La fusion juridique et financière entre les deux entités a eu lieu le 1er janvier 2015. L'intégration informatique est en cours et devrait être achevée à la fin de cette année. Onze accords collectifs ont par ailleurs été signés à l'unanimité pour rendre possibles les évolutions statutaires nécessaires. Aujourd'hui le nouvel ensemble compte plus de 1 500 collaborateurs, dont les deux tiers sont en poste à l'étranger.

Le coût prévisionnel de la fusion entre 2014 et 2016 était estimé à 12,2 millions. Finalement, ce coût s'établit à 8,6 millions, dont près de la moitié sont liés aux investissements informatiques et 1,7 million à l'adaptation des statuts des personnels. Business France a reçu en 2015 une dotation exceptionnelle de 5 millions pour couvrir les frais de fusion, ce qui ne représente qu'une couverture partielle des frais réels.

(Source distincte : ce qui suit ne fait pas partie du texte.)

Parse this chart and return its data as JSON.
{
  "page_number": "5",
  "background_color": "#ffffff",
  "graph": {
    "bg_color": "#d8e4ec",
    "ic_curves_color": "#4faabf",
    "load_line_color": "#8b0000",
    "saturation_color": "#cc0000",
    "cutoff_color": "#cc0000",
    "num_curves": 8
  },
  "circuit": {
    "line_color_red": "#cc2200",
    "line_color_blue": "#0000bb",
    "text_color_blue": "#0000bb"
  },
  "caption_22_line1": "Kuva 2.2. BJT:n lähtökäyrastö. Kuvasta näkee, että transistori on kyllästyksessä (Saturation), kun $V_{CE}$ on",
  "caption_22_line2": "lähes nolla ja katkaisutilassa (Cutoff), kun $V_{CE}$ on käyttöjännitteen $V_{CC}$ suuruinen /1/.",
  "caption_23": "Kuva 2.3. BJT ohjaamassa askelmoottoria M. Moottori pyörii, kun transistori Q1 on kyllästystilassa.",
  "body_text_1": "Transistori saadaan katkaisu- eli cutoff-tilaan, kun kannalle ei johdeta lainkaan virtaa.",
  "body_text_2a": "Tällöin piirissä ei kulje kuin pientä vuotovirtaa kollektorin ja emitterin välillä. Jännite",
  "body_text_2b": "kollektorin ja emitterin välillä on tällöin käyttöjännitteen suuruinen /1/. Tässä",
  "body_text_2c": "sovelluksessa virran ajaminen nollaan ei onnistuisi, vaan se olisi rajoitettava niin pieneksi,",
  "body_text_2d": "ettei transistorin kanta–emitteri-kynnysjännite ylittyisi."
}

L'objectif de la fusion était évidemment de mutualiser les fonctions « support », mais les économies d'échelle ne sont pas encore apparentes. On commence en fait à peine à sortir de la phase initiale propre à toute fusion, dans laquelle le rapprochement occasionne surtout des coûts supplémentaires. Il faudra vérifier dans les années qui viennent si les gains de productivité administratifs attendus sont effectivement au rendez-vous.

Néanmoins, des synergies très intéressantes sont d'ores-et-déjà apparues entre les métiers export et investissement de Business France, là où on ne les attendait pas forcément. La cohérence du rapprochement entre deux entités exerçant des métiers à première vue aussi différents n'allait pas de soi. Et pourtant une vraie cohérence économique se fait jour. On ne le sait pas assez, mais une part importante des exportations françaises, supérieure à 30%, est réalisée par des entreprises étrangères installées en France. Donc attirer un investisseur qui produira en France, ce qui était le métier de l'AFII, c'est aussi renforcer le potentiel exportateur de notre pays. Business France, en fusionnant les activités export et investissement, permet d'optimiser ce lien et de promouvoir la France comme une plateforme pour l'exportation.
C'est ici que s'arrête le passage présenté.